Digidesign 888/24 I/O改造

888/24 front view今ではすっかりHDが主流になってしまったDigidesign Pro Toolsですが,よく言えばガッツのあるクリスピーなサウンドでそれなりに人気がありまだまだ現役のPro Tools 24MIX,そのサウンドキャラクターの一翼を担っている純正Audio Interfaceの888/24を少し改造してみました。出力回路のオペアンプをひとつ張り替えるだけの単純なものですが再生音の質感を変えるのには効果的でコストパフォーマンスの優れた改造ではないかと思います。

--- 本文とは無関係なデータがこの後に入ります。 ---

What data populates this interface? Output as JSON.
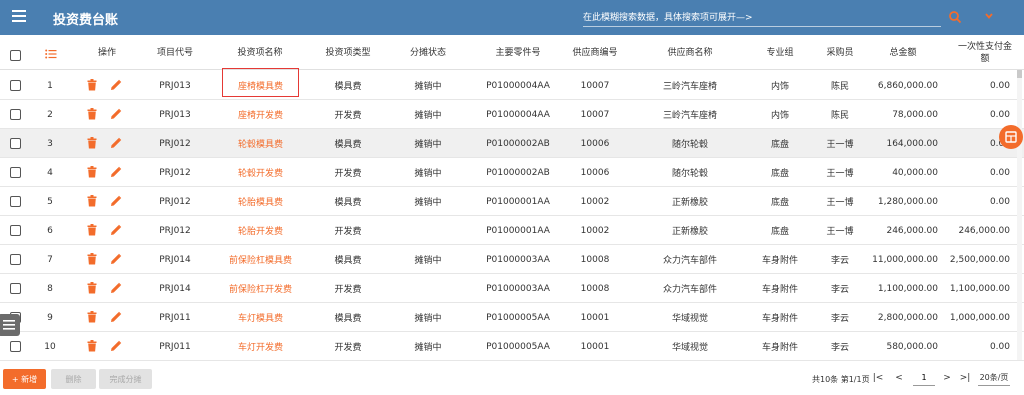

888/24 inside, output stage #1888/24の出力回路は,ADCを出た音はフィリップスのNE5532Pを使ったフィルタと音量調整回路を経由したあとBURR-BROWN(現在はTexas Instruments傘下)のOPA134UAを使用したバッファーアンプを経由後同じくバーブラウンのワンチップAudio Differential Line Driver DRV134をつかったバランス化回路で構成されている。このDRV134というのは通常オペアンプを使用した電子差動出力回路あるいは電子(サーボ)バランス回路と呼ばれるものをワンチップに置き換える特殊なICで,確かに音に影響を与えている筈ではあるけれどもその特殊性から張り替える労力の割には効果が薄いと考えその一歩手前のOPA134UAを張り替えてみることにした。ちなみにDRV134には完全ピン互換のICがAnalog DevicesのSSM2142と言うものがある。DRV134の説明書には「IMPROVED REPLACEMENT FOR SSM2142」と書かれているのでSSM2142がオリジナルでDRV134がセカンドソースに当たるのかも知れない。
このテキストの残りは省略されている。